AT&T Deal is Evidence of How Ubuntu's Path is Tied to the Cloud

by Ostatic Staff - Jan. 15, 2016

The upward trajectory of Ubuntu and cloud computing remain tied closely together. Canonical has released findings from numerous surveys showing that Ubuntu is the base platform that the largest group of OpenStack deployments use.

Now, in an endorsement move from a very big player,  AT&T has reached for Canonical to implement Ubuntu Linux in its cloud, network and enterprise infrastructure. As we covered here, some are saying that AT&T had closely evaluated Windows and chose Ubuntu instead.

Canonical made a statement saying that AT&T wants to forge the "network of the future," and likes the idea of building more modular solutions that can scale easily and leverage open source.

According to The Var Guy:

"Canonical executives are celebrating the news as a sign of Ubuntu's fitness for deployment in the cloud....The companies have not revealed specifics of how they will work together, but Canonical 'will provide the Ubuntu OS and engineering support for AT&T’s cloud, network and enterprise applications."

 "AT&T's scalable and open future network utilizes the best of Canonical innovation," said John Zannos, vice president of Cloud Alliances and Business Development at Canonical. "AT&T selecting us to support its effort in cloud, enterprise applications and the network provides the opportunity to innovate with AT&T around the next generation of the software-centric network and cloud solutions. Ubuntu is the Operating System of the Cloud and this relationship allows us to bring our engineering expertise around Ubuntu, cloud and open source to AT&T."

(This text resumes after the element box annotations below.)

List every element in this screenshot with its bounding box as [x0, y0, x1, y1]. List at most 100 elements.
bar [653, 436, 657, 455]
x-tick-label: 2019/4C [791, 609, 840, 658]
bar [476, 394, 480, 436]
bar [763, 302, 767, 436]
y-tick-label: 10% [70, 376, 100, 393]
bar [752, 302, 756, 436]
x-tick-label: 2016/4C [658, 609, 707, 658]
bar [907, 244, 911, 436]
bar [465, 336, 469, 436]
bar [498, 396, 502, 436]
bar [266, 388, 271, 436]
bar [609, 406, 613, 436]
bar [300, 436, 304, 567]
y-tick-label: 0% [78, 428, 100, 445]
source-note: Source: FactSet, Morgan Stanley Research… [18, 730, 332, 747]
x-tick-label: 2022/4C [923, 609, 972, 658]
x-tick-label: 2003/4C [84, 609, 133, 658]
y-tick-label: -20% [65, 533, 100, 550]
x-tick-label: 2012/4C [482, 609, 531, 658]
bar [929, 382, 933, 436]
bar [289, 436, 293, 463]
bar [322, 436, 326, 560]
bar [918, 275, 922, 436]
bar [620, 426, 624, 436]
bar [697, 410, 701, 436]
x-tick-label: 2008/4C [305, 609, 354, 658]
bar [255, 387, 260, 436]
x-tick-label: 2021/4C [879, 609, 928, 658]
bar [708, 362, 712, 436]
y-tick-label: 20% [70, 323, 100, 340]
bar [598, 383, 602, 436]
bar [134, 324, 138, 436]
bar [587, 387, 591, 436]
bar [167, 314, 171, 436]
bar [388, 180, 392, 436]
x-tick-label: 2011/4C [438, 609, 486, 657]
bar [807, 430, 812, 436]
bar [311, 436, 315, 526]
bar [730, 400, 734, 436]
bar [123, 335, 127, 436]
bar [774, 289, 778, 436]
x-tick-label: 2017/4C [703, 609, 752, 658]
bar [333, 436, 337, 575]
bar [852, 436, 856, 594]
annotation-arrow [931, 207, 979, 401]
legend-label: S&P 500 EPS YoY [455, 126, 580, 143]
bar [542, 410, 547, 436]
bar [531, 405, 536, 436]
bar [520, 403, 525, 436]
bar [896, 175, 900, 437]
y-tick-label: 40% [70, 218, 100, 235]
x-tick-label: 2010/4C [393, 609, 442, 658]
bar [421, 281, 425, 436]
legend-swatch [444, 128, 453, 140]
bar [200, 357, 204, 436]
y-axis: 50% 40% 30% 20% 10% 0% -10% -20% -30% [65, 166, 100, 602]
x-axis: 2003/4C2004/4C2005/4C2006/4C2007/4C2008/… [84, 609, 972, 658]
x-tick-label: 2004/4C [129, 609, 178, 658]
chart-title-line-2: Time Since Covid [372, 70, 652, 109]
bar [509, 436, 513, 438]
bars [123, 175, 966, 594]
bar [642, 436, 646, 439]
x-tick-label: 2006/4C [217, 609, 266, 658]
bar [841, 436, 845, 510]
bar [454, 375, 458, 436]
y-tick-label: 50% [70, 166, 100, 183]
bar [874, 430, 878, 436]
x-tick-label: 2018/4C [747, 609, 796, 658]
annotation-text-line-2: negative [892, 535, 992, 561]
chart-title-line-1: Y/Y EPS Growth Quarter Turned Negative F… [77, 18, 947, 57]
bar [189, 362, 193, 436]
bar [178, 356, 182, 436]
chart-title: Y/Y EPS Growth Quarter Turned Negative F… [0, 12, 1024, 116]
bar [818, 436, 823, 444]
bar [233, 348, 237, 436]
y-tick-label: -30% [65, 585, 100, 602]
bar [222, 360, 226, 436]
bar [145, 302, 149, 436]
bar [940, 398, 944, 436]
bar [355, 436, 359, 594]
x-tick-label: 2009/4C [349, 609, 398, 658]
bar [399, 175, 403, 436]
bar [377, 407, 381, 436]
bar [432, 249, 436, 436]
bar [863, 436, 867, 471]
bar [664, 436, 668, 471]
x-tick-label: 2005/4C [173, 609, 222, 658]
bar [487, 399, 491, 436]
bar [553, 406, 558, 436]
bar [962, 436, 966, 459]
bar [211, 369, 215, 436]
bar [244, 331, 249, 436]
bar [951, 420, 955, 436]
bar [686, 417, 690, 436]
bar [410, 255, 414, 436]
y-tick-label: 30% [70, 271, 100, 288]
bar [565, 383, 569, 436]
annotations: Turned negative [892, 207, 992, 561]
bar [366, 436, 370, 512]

AT&T Assistant Vice President of Cloud Technology, Strategy and Planning, Toby Ford, added, "Open source and OpenStack innovations represent a unique opportunity to meet these requirements and Canonical’s cloud and open source expertise make them a good choice for AT&T."

 Of course, it's already been widely publicized that more than half of OpenStack deployments are built on Ubuntu. The Linux platform and the trajectory of cloud computing promise to be tied to each other for years to come.